I have an LDIF file. I want to extract information from it, such as return all objects where a certain attribute has a specific value, or return the value of a specific attribute of all objects. I want this to be efficient, even if the LDIF file's size is a gigabyte.

The obvious thing would be to import it in OpenLDAP, however, I seem to be missing some schema information. My LDAP skills are limited, but I always get this error:

$ slapadd -n 0 -F /etc/ldap/slapd.d -l config.ldif
5b1b9f46 PROXIED attributeDescription "DC" inserted.
5b1b9f46 <= str2entry: str2ad(instanceType): attribute type undefined
slapadd: could not parse entry (line=1)
_                       0.06% eta   none elapsed            none spd   7.1 M/s
Closing DB...

My research suggests that it is non-trivial to import this LDIF file with OpenLDAP.

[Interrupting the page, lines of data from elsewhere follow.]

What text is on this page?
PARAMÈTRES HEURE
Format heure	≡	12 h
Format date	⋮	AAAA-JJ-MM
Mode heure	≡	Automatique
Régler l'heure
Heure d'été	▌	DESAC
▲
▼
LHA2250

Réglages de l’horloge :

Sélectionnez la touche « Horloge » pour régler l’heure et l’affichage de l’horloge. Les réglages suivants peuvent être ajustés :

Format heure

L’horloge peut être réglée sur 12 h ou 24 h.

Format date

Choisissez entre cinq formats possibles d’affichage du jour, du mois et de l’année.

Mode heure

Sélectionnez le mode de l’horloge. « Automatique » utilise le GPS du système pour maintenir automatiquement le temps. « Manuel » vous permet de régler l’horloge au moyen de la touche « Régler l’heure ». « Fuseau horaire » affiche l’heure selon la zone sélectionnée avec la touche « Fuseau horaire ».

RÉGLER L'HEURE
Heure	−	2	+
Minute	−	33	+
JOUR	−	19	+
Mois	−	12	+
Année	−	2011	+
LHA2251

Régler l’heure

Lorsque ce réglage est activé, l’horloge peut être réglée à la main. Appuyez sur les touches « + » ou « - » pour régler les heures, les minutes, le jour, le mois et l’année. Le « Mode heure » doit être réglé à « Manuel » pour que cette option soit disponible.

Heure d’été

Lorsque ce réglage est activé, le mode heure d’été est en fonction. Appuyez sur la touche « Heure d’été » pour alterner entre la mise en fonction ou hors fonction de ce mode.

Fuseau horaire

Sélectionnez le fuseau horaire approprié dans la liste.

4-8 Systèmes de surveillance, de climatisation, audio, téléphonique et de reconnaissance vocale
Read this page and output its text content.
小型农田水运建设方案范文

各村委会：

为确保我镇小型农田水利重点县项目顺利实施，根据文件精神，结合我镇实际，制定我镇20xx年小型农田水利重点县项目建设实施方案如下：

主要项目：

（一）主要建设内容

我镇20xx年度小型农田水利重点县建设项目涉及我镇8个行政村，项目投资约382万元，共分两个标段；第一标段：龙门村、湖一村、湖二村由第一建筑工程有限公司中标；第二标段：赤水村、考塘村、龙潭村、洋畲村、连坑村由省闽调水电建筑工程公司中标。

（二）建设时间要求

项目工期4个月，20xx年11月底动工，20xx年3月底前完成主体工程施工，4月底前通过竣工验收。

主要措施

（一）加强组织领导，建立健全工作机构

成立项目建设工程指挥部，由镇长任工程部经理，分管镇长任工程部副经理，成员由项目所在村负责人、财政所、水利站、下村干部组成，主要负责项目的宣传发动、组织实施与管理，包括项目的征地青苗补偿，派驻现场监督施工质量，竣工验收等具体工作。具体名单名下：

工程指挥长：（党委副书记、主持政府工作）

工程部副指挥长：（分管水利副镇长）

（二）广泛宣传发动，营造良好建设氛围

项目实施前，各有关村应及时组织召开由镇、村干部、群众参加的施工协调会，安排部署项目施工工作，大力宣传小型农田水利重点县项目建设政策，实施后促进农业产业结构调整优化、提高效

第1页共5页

Another idea would be to somehow import it to SQL. There are apparently several ways to store hierarchical data, but none of them seem to yield cheap queries. I have the luxury of it being essentially read-only, so I don't care if inserts are expensive.

I'm using Linux and I'd prefer solutions in python.

Any ideas?

Volker
  • 200
  • 1
  • 9
  • I may simply use python's `ldif.LDIFRecordList`... unless the performance is too poor on large LDIF files. I need to get my hands on a huge one first to test htis. – Volker Jun 09 '18 at 17:38

1 Answers1

0

Since I'm the author of python-ldap's LDIF parser I'd say it's too slow and would also consume too much memory for such large data.

I'd recommend to examine the schema needed and load the data to OpenLDAP with slapadd. It's probably a bit of work but definitely not rocket science.

Michael Ströder
  • 1,248
  • 8
  • 12